Fighting Blocks off Food Supplies to Myanmar’s Chin State Township
By Htet Naing Zaw 19 February 2020
Naypyitaw – Paletwa Township in Chin State, which borders Rakhine State, is facing food shortages after renewed clashes between Myanmar’s military and the Arakan Army (AA) since early February blocked land and water routes.
The routes are part of the India-backed Kaladan Multi-Modal Transit Transport Project. The project includes 158 km of waterways on the Kaladan River from the Rakhine capital, Sittwe, to Paletwa and a 109-km road from Paletwa to Zorinpui along the Indian border in Mizoram.
The escalating clashes have seriously hampered the project and blocked transport links since Feb.5, leaving Paletwa without food supplies.
According to Myanmar’s military spokesman Brigadier-General Zaw Min Tun, AA troops have been attacking a military outpost between Kaladan River and Meewa Creek in Paletwa Township since Feb. 12. Two government soldiers were injured when approximately 160 AA troops attacked the outpost on Feb. 17.
AA spokesman Khaing Thukha said fierce clashes have occurred in Paletwa since the first week of February between the AA, and around 400 government troops, who were being reinforced by a Myanmar military artillery base near Meewa Creek.
According to Chin State minister U Soe Htet, river transport is no longer available as the AA has taken control of the Kaladan River downriver from Paletwa. Ten vessels with around 200 passengers heading to Paletwa are stranded following the fighting on Feb. 17.
Rice stocks are running low in Paletwa and 1,000 bags of rice reserved for displaced civilians are running out. Fuel was also dwindling, said the minister, adding that the state authorities had reported the situation to the Union government.
“Though the land routes were inaccessible from time to time in the past, the route along the Kaladan River was largely accessible although [the AA] blocked it sometimes. But what is happening after Feb. 5 has been the worst. Vessels can’t go anywhere. This has caused troubles for both passengers and crew,” said U Soe Htet.
Ferry services between Paletwa and Rakhine State’s Kyauktaw have been suspended since Feb. 6.

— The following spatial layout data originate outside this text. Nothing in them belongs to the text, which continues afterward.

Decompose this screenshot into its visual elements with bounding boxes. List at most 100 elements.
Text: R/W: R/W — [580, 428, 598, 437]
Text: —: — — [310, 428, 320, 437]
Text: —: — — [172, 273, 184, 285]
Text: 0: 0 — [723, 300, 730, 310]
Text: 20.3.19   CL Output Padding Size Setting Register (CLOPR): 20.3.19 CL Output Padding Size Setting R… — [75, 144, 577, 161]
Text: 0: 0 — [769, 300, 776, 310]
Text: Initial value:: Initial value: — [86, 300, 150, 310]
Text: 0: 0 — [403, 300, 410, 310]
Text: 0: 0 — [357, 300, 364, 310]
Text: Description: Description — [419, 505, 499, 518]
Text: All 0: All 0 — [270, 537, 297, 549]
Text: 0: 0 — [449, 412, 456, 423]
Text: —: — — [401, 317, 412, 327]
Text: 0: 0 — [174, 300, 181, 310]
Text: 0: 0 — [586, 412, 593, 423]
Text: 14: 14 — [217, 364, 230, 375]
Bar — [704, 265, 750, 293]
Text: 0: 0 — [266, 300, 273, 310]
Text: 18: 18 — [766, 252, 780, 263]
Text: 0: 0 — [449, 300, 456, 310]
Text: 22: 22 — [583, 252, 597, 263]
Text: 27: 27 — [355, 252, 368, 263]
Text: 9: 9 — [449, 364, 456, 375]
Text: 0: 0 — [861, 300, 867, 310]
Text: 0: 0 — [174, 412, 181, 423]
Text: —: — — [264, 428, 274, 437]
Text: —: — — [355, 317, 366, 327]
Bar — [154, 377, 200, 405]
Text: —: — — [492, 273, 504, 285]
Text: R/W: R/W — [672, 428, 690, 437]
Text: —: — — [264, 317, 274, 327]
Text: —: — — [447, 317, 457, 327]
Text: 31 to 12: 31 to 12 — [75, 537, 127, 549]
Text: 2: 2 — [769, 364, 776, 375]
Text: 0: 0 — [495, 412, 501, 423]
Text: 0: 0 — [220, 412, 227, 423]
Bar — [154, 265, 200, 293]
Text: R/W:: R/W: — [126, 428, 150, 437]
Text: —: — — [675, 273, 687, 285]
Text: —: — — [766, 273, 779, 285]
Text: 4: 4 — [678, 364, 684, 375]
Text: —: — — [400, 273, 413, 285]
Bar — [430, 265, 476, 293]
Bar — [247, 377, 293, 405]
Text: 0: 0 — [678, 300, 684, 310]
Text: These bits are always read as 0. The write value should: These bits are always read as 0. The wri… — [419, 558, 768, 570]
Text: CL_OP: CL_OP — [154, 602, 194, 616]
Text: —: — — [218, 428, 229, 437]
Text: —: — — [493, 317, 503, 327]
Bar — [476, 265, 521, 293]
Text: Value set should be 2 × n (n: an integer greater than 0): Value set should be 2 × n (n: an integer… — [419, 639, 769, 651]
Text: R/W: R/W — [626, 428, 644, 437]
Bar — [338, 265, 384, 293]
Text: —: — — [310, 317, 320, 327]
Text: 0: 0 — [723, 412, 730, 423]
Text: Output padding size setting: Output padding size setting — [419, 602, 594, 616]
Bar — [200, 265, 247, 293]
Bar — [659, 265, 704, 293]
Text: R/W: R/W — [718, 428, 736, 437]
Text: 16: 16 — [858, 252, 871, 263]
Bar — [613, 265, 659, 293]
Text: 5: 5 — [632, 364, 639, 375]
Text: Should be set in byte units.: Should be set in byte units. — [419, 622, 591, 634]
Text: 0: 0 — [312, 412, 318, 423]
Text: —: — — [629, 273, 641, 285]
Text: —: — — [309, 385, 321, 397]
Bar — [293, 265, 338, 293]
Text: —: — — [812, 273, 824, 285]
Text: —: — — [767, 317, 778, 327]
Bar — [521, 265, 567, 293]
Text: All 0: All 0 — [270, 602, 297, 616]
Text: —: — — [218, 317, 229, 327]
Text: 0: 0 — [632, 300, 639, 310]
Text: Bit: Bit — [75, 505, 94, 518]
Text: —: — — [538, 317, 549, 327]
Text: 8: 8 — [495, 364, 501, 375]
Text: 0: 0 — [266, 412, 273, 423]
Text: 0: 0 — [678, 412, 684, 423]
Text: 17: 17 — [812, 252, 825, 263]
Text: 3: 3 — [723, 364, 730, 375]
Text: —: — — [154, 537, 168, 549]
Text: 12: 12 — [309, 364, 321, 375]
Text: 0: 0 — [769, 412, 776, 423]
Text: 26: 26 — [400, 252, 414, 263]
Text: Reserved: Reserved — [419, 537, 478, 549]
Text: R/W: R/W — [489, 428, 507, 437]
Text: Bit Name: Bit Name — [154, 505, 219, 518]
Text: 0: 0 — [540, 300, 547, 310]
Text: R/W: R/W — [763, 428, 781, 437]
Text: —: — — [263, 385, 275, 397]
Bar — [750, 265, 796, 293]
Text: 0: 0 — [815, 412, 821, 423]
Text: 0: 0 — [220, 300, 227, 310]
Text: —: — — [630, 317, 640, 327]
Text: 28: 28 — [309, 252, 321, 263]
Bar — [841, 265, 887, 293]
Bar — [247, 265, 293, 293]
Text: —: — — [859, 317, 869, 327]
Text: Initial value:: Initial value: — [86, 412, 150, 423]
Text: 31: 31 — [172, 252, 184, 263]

“I came to Kyauktaw on Feb. 6 for shopping. I stayed overnight and when I was to leave the following day, vessels had ceased operations. I heard clashes are taking place on the way. I don’t know where they happened. I can only hear the sound of gunfire,” said Paletwa resident Hary Thae, who has been stranded in Kyauktaw.
More than 100 people from Paletwa are stranded in Kyauktaw. Some are staying at guesthouses or with relatives.
“We are short of rice. There is nothing left to buy. Some villagers dare not go into the forest to search for food because they fear landmines. Mine blasts have already killed and injured dozens. I heard some villages asked for help from the township administrator,” said a Paletwa resident who asked for anonymity.
He said lower-ranking administrators in villages were being forced by the AA to hand over cattle and pigs for free. Villagers cannot report it due to the internet shutdown in the township, he added.
“We reported the movements [of the AA] in the forest, but [the military] did not respond. We heard the sound of shelling and we don’t know which side was firing. We are in a state of panic. The situation might be worse in villages than in the town,” he added.
The Myanmar military said the AA was trying to shift the battleground back to Paletwa because it is losing the war in Rathedaung, Buthidaung, Mrauk-U and Minbya townships in northern Rakhine State. The AA intends to re-gather its forces in Paletwa and cut off the transport links, said Brig-Gen Zaw Min Tun.
“This place is important militarily to gain control of the area. They are trying to secure the river between Kyauktaw and Paletwa,” he said.
The AA’s Khaing Thukha refused to answer The Irrawaddy’s question about whether the AA was trying to cut off food supplies to carry out major attacks on military outposts in Paletwa and take control of the entire township.
He refused to say if the AA wanted to retake Paletwa but said the rebel army had no intention of cutting off food supplies to Paletwa.
It has been more than a year since clashes broke out in Rakhine State. The government peace commission has held talks with the Northern Alliance of four ethnic armed groups of which the AA is a member. But there has been no progress.
The AA was established in 2009 in Laiza, Kachin State, with the support of the Kachin Independence Army (KIA) and in 2014 it managed to return to its Rakhine homeland.
The following year, it built a stronghold in Paletwa before deploying in Buthidaung, Kyauktaw, Rathedaung, Ponnagyun, Minbya and Mrauk-U townships.
Brig-Gen Zaw Min Tun said: “The first clash with the AA took place in Paletwa in 2015 at Pyaing Su Village. They are based there. Most of their outposts are in Paletwa and the border. From there they infiltrated into Rakhine. One group went into Buthidaung, and another to Mrauk-U and Kyauktaw.”
The fighting was the fiercest in mid-2019 and both sides reportedly suffered heavy casualties. More than 100,000 people have been displaced by clashes, according to regional sources.